As an English teacher, I know that we are trained to be obsessed with listening to nuances, and are even more neurotic about labelling students and categorizing them as being ‘able’ to do something, or not.  With this in mind, as a person who has studied three languages (English, French, and Latin), has spoken four in her lifetime (Lithuanian, English, French, and Spanish) – two of which I have never received formal education for – how should I, or anyone claim bilingual status?

I was told to prepare a conference on Bilingualism and Biculturalism a year ago and the more I engaged with this topic, the more I became aware of these terms being dubious ones; and the more aware I became of my own linguistic acquisitions.  In researching the word ‘bilingual’ I now realize that there is a specific scale and specific labels in the world of linguistics to attribute to people of varying levels of linguistic capacity.  For instance, being ‘fully bilingual’; this is a person – like my little cousin – who gets confused when you ask which language came first.  These people in my mind are entirely bilingual; all the rest of us on the spectrum long for that level of linguistic dexterity.  Another term, is being ‘functionally bilingual’; meaning that while you do speak two languages, you favour one over the other.  I am functionally bilingual in Spanish and French.  Pseudo-lingualism, on the other hand, is something entirely different.  Deriving from the Latin word ‘pseudo’ means ‘not actually, but having the appearance of’ or ‘trying to be’.  To put this into context, people who are pseudo-linguals, really don’t speak the other language but they can probably order dinner in it successfully.  

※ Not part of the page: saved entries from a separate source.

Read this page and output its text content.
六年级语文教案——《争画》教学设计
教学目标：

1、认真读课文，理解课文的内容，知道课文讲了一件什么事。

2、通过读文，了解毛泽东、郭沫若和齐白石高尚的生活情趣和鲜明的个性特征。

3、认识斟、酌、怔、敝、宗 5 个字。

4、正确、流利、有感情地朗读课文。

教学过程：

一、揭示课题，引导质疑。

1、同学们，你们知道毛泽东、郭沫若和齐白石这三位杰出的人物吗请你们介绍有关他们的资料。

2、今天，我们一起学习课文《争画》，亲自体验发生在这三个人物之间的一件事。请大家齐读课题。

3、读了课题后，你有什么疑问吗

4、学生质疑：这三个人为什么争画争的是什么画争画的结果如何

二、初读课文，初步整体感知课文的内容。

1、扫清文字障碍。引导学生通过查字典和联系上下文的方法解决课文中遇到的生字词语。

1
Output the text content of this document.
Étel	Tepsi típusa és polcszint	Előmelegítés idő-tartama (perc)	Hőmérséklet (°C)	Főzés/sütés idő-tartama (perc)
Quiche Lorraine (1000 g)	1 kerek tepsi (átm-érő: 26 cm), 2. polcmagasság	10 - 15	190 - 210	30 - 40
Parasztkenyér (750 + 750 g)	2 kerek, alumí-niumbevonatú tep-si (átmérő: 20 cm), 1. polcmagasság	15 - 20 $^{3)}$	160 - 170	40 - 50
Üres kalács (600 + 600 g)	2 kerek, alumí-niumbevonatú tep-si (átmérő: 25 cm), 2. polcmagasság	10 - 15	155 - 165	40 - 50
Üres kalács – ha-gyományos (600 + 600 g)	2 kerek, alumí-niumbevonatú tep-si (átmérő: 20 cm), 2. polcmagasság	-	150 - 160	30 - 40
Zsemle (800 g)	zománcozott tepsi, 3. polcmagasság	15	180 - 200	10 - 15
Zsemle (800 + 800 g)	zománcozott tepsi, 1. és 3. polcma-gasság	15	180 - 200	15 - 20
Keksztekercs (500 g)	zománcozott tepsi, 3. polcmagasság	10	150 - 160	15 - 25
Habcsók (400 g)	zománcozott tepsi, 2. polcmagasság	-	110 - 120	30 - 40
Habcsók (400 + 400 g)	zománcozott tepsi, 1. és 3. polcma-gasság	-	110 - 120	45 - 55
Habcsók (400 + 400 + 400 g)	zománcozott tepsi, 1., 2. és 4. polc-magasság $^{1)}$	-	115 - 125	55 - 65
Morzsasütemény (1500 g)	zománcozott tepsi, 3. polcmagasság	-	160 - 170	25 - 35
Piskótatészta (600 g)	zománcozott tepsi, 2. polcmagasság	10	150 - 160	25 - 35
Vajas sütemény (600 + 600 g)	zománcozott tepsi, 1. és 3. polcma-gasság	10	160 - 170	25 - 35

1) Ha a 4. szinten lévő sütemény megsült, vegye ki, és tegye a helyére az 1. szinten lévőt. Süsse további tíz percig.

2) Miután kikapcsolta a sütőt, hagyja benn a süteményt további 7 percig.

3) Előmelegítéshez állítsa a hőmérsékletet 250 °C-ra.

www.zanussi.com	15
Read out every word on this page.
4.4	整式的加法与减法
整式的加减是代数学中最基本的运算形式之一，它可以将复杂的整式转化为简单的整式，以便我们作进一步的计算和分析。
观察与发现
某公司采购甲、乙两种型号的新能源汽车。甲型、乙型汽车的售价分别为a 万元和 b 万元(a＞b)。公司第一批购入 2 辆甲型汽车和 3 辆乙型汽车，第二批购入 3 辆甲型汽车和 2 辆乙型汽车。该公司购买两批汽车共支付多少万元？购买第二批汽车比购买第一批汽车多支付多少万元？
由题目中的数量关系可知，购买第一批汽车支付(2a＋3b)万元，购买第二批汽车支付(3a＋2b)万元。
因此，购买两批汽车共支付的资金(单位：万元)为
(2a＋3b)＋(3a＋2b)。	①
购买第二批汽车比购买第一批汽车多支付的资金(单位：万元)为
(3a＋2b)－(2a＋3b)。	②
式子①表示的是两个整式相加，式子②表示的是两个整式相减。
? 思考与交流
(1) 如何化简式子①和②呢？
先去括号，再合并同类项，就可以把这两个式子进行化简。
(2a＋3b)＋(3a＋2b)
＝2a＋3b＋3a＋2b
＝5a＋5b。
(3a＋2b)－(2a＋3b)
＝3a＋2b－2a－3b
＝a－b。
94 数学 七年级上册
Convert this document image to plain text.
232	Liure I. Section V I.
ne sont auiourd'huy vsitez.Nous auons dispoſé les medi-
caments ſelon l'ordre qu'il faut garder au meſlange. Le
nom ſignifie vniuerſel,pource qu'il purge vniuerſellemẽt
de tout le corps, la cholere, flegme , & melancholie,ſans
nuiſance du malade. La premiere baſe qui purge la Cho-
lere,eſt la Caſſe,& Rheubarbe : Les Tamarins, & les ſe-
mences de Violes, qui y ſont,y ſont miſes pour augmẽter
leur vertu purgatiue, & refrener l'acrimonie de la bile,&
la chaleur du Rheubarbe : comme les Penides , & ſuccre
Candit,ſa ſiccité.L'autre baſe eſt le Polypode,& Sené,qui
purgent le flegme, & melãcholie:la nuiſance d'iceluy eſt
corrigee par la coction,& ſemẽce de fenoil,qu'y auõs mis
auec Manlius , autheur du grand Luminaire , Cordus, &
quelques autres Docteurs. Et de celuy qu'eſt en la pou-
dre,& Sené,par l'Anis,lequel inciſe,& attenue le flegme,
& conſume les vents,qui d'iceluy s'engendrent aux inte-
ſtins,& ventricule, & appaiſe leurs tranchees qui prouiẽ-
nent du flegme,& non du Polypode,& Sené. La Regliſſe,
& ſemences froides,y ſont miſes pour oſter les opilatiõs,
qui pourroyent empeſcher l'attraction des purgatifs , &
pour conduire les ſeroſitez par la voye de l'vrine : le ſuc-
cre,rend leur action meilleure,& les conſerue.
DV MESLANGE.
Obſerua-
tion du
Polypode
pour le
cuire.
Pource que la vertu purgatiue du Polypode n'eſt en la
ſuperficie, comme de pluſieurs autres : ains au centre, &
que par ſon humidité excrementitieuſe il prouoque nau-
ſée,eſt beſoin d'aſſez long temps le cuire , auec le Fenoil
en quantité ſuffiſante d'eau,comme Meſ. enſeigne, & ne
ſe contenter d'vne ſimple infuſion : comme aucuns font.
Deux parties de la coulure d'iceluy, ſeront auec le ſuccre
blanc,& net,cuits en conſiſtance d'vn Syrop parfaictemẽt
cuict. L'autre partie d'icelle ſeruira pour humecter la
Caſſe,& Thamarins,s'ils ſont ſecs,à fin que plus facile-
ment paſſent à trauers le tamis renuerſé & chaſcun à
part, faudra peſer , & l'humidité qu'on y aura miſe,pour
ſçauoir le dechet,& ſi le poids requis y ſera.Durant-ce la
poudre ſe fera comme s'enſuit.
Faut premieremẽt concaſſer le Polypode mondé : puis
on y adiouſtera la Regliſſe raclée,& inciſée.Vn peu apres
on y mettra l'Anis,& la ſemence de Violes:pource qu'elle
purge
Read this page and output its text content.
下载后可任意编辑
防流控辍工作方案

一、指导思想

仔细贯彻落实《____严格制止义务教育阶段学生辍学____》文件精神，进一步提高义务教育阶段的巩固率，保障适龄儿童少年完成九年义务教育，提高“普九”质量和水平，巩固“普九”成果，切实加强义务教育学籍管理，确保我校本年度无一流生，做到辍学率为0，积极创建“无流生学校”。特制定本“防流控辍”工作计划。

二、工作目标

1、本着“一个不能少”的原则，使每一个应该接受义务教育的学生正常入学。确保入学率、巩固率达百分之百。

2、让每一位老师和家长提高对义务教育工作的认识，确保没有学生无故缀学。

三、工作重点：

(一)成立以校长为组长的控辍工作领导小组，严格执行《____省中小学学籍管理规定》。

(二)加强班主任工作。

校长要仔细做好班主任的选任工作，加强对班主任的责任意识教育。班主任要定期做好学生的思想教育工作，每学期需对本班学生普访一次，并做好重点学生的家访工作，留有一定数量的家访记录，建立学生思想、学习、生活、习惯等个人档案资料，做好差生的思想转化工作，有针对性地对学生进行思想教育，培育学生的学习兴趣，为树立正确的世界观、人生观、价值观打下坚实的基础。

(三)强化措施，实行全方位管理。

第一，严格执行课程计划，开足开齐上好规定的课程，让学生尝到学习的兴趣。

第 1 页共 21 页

We see this all the time in a social context but lack the linguistic terminology in order to categorize speakers.  For instance, if I get irritated I try to show that I can, in fact, speak Spanish.  But then, I back-peddle and realize the gap between where my Spanish is, and where a native’s is significant.  At parties, we frequently love to claim access to multiple languages, perhaps to make us look more interesting.  Then there is the awkward moment when someone does in fact speak that language and you freeze – caught red-handed, metaphorically speaking – claiming that you know something that you don’t.  People do it all the time.  It is ironic however, that the way that people claim languages in a professional setting is entirely different and that people are generally more apprehensive to declare that they do speak another language.  I find specificity of saying that I have a B1+ level in Spanish calming as I can claim access to it, but also specify by saying inadvertently – hey, I’m not a native.  I think that by being specific and honest with ourselves and our capacities, in every context, that we can prevent social awkwardness and over-embellished declarations.  I do not know when people can claim legitimate access to another language, but I like to think that by being honest and specific with yourself, will help determine what type of bilingual you are.